Geriye tek seçenek kalıyor… Demek ki bazı gıda ürünlerinde üretim düşük oluyor ki fiyatlar artıyor. Fiyatlar artınca talepler kısıtlanmış olur.  Böylelikle enflasyonu düşürmüş olabilirsiniz! Ancak artık vatandaş sadece gıda maddelerine para harcıyor. Bunlardan ne kadarını kısıtlayabilir ki! Bir de olayın başka bir boyutu var. Mersin’e gidin bakın. Limon üreticisi limonu bahçeden toplamıyor. Toplayıp tüccara verse zarar edecek. Bu nedenle bahçede bırakmayı tercih ediyor. Dünyada gıda fiyatları sürekli düşerken Türkiye’de artması olacak iş değil!

-Peki çözüm nedir?

-Çözüm son derece basit. Üretici desteklenmeli! Aradaki aracılar azaltılmalı. Kar marjını devletin kendisi belirlemeli, vatandaş tekellerin insafına bırakılmamalı.
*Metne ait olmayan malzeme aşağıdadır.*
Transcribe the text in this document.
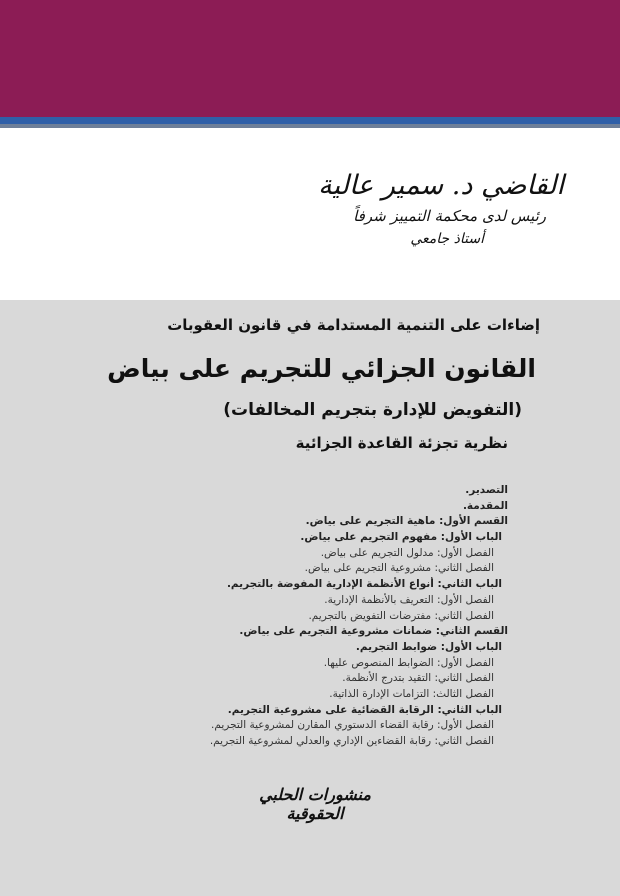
القاضي د. سمير عالية
رئيس لدى محكمة التمييز شرفاً
أستاذ جامعي
إضاءات على التنمية المستدامة في قانون العقوبات
القانون الجزائي للتجريم على بياض
(التفويض للإدارة بتجريم المخالفات)
نظرية تجزئة القاعدة الجزائية
التصدير.
المقدمة.
القسم الأول: ماهية التجريم على بياض.
الباب الأول: مفهوم التجريم على بياض.
الفصل الأول: مدلول التجريم على بياض.
الفصل الثاني: مشروعية التجريم على بياض.
الباب الثاني: أنواع الأنظمة الإدارية المفوضة بالتجريم.
الفصل الأول: التعريف بالأنظمة الإدارية.
الفصل الثاني: مفترضات التفويض بالتجريم.
القسم الثاني: ضمانات مشروعية التجريم على بياض.
الباب الأول: ضوابط التجريم.
الفصل الأول: الضوابط المنصوص عليها.
الفصل الثاني: التقيد بتدرج الأنظمة.
الفصل الثالث: التزامات الإدارة الذاتية.
الباب الثاني: الرقابة القضائية على مشروعية التجريم.
الفصل الأول: رقابة القضاء الدستوري المقارن لمشروعية التجريم.
الفصل الثاني: رقابة القضاءين الإداري والعدلي لمشروعية التجريم.
منشورات الحلبي الحقوقية
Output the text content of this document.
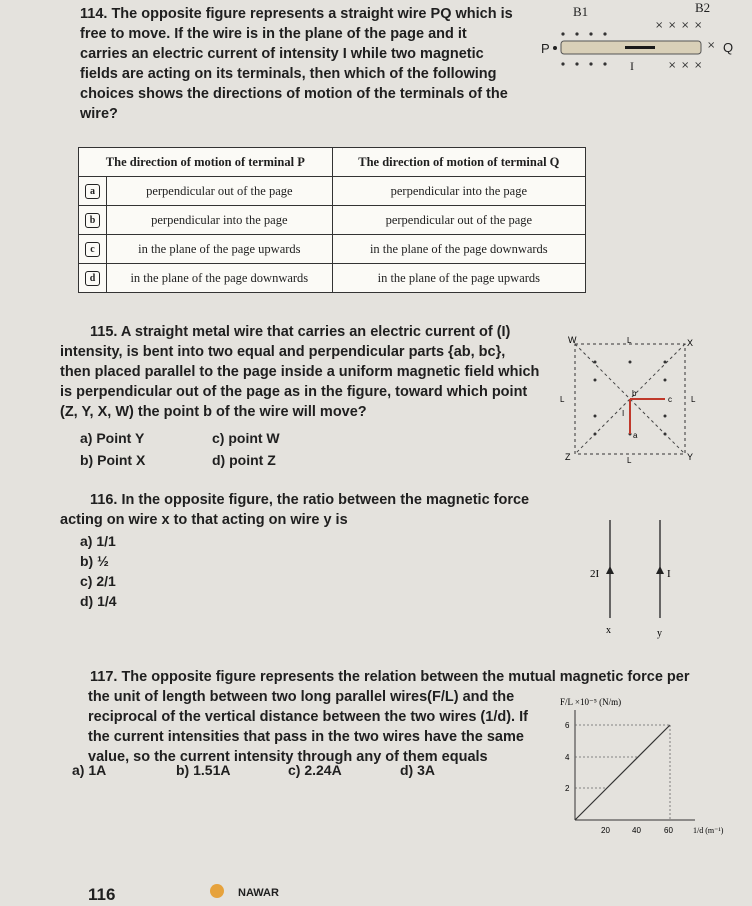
114. The opposite figure represents a straight wire PQ which is
free to move. If the wire is in the plane of the page and it
carries an electric current of intensity I while two magnetic
fields are acting on its terminals, then which of the following
choices shows the directions of motion of the terminals of the
wire?
B1	B2
× × × ×
× × ×
×
P	Q
I
The direction of motion of terminal P		The direction of motion of terminal Q
a	perpendicular out of the page	perpendicular into the page
b	perpendicular into the page	perpendicular out of the page
c	in the plane of the page upwards	in the plane of the page downwards
d	in the plane of the page downwards	in the plane of the page upwards
115. A straight metal wire that carries an electric current of (I)
intensity, is bent into two equal and perpendicular parts {ab, bc},
then placed parallel to the page inside a uniform magnetic field which
is perpendicular out of the page as in the figure, toward which point
(Z, Y, X, W) the point b of the wire will move?
a) Point Y
b) Point X
c) point W
d) point Z
W	X
Y
Z
L
L	L
L
b
c
a
I
116. In the opposite figure, the ratio between the magnetic force
acting on wire x to that acting on wire y is
a) 1/1
b) ½
c) 2/1
d) 1/4
2I	I
x	y
117. The opposite figure represents the relation between the mutual magnetic force per
the unit of length between two long parallel wires(F/L) and the
reciprocal of the vertical distance between the two wires (1/d). If
the current intensities that pass in the two wires have the same
value, so the current intensity through any of them equals
a) 1A	b) 1.51A	c) 2.24A	d) 3A
F/L ×10⁻⁵ (N/m)
6
4
2
20	40	60	1/d (m⁻¹)
116	NAWAR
-Bir de çok tartışılan sokak hayvanları ile ilgili tartışılan yasa tasarısı var. Ötenazinin yasadan çıkarıldığı belirtiliyor. Bu konuda neler söylemek istersiniz…

-Uyutmak deniyordu ki doğrusu budur. Ötanazi insana ait bir kavramdır. İnsanın intihar edemediği durumlarda ölmek için tıbbi yardım alması şeklinde tanımlamak mümkün. Yasada ötenazi yapılamaz deniyor ama devamında istisnai durumlar belirtiliyor.  Çevre ve insan sağlığını tehdit var. O zaman tüm köpekler bu kapsama alınabilir, kediler de alınabilir. Bu zaten halen yürürlükte olan kanunda da var. Anladığım kadarıyla kapsamı genişlemiş oldu. 'İnsan sağlığına zarar' söz konusu oldu mu tüm hayvanları uyutabilirsiniz…Yasa tasarısında anladığım kadarıyla hayvanları besleyen gönüllülere de bir kısıtlama getiriliyor. Sanırım hayvanseverler bu ayrıntılara pek dikkat etmedi.

-Siyaset gündemine değinirsek, neler söylemek istersiniz?

-Öne çıkan iki konu var. CHP İl Başkanı Talat Yalaz’ın Gezi olaylarına gönderme yaptığı açıklama ve sonrasında savcılık tarafından ifadesinin alınması gündemi epey meşgul etti. Bir diğer konu ise AK Parti il Başkanı Gürhan Albayrak’ın, sosyal medyadan CHP’li belediyelerin SGK borçlarıyla ilgili yaptığı açıklama… Bu konular gündemi meşgul etse de Eskişehir halkının geneli bu konularla pek ilgilenmiyor…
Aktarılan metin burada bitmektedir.